Pakistan must tame its intelligence service

Worried about the Russians to their north and the Indians to the south, the generals who have ruled Pakistan for most of its 60 years of independence fashioned a powerful tool: Inter-Services Intelligence (ISI) became one of the world's most powerful spy services.

Now, decades later, Pakistan's new government is trying to rein in the ISI. This effort might not succeed, but the world should hope it does. Among other vital issues, Canadians have a stake in ISI's not-so-secret support for Afghanistan's Taliban guerrillas. ISI patronage of the Taliban is killing Canadian and allied soldiers and ordinary Afghans

Military influence stretches deep into Pakistan's business sector, as into politics. If the armed forces operate in some ways as a parallel government, then within the military, ISI in turn sometimes seems like a law unto itself, supporting Islamic terrorism in Kashmir and India, among other activities. And ISI worked with the U.S. to build up the Taliban against Soviet domination of Afghanistan.

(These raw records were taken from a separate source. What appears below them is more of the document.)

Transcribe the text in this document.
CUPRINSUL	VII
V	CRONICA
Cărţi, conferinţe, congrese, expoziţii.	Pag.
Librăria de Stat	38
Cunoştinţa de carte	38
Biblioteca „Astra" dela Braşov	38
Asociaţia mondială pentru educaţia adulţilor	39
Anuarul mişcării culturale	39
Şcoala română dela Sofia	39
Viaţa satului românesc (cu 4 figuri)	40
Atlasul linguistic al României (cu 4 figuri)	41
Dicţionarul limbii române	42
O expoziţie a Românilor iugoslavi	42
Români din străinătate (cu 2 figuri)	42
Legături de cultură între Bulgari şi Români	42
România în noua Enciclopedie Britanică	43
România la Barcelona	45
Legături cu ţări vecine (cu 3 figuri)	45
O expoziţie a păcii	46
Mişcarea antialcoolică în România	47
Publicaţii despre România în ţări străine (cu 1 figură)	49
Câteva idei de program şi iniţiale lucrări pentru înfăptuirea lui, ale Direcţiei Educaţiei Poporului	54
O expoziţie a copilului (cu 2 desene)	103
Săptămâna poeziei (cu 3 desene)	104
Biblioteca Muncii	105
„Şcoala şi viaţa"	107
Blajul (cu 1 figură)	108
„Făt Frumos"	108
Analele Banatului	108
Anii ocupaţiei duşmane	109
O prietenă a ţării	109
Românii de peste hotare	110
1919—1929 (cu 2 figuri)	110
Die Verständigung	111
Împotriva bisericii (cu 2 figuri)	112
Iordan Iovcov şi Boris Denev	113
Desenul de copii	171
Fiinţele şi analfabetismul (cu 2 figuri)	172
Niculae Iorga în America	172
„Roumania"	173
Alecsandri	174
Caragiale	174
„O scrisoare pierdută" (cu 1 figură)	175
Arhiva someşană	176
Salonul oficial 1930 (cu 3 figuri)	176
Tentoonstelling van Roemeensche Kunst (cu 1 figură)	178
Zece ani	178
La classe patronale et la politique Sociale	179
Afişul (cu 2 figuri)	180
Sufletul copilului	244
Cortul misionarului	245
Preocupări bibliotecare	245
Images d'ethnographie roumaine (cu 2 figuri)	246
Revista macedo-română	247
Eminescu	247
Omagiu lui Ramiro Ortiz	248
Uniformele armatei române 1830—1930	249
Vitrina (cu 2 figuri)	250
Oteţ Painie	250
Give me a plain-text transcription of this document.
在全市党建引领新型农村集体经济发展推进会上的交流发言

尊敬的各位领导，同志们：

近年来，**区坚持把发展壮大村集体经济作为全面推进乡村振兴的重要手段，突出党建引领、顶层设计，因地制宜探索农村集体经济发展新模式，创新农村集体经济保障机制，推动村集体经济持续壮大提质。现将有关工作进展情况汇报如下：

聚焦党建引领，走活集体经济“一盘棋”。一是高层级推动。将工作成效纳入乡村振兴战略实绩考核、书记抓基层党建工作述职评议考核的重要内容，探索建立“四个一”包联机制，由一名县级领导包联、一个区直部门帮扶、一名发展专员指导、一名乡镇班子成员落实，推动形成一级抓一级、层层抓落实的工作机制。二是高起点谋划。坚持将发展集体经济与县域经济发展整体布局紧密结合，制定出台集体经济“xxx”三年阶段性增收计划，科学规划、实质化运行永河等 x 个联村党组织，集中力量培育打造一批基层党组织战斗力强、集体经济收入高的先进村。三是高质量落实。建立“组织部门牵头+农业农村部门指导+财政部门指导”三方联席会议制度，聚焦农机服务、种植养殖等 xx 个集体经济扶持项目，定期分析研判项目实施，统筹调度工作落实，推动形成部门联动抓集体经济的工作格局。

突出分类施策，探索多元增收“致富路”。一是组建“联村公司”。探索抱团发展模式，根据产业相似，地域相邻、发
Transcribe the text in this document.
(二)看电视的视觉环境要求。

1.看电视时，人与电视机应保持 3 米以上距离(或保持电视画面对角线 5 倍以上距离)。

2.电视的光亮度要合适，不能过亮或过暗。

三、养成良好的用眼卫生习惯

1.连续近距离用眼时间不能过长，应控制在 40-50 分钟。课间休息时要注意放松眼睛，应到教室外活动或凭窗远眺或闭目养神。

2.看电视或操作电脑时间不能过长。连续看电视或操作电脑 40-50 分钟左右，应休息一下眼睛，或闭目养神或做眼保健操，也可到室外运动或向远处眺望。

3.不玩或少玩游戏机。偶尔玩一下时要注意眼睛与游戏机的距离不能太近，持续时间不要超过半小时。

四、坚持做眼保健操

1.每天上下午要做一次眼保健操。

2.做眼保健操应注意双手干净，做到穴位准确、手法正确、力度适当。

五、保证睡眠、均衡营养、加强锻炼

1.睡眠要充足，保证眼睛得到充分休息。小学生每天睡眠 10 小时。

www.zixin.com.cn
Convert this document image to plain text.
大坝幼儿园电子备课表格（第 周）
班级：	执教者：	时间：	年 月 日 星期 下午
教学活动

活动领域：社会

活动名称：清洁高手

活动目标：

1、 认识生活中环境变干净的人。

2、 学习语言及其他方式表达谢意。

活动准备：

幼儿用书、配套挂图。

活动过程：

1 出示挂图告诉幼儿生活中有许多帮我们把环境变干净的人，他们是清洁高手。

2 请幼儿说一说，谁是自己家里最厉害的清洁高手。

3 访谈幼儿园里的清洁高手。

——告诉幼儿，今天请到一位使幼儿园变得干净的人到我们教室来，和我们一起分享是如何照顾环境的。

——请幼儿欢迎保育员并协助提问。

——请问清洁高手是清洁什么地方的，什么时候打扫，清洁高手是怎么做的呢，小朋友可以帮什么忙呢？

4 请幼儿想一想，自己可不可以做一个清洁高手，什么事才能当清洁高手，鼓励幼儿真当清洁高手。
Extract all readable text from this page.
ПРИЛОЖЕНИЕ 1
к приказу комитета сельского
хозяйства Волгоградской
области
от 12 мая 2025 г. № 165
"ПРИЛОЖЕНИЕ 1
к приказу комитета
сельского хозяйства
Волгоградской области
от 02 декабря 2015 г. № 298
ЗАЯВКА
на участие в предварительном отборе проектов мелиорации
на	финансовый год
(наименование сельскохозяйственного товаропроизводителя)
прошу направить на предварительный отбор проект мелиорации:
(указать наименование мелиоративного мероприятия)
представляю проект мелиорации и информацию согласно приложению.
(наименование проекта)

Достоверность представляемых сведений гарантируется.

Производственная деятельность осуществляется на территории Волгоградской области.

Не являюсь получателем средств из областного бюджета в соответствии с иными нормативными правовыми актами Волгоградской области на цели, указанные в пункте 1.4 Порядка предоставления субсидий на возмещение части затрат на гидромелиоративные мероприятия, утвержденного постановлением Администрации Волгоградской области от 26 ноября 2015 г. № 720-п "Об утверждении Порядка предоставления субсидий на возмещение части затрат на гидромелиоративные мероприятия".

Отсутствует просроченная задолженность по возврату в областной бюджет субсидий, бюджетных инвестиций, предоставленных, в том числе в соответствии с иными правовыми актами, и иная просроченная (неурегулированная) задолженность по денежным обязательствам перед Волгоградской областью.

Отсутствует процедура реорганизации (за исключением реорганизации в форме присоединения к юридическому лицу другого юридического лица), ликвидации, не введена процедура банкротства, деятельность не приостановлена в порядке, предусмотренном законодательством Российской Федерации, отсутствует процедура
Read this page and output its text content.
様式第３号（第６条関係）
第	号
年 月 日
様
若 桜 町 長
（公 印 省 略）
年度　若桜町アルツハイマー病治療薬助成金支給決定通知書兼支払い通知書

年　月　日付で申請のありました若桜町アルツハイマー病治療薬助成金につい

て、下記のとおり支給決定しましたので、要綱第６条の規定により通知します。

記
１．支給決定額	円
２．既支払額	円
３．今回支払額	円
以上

When the U.S. abruptly changed its view of the Taliban, after Sept. 11, 2001, so did Pakistan, officially. Although President Pervez Musharraf made some efforts to be a good ally, ISI kept right on aiding the Taliban. Today Pakistan's northwestern tribal areas shelter and nourish Taliban terror in Afghanistan.

That's the context in which Yousaf Raza Gilani, prime minister in Pakistan's new elected government, announced last week that the ISI would now report to the interior ministry, not the armed forces. It was no coincidence that the move came just before Gilani flew off to meet with U.S. President George W. Bush, whose administration has grown steadily more vocal about the ISI.

Pakistan's military high command and Musharraf, now nominally a civilian, did not welcome the change, and the government soon rescinded the announcement, apparently after ominous pressure from the armed forces. The struggle continues.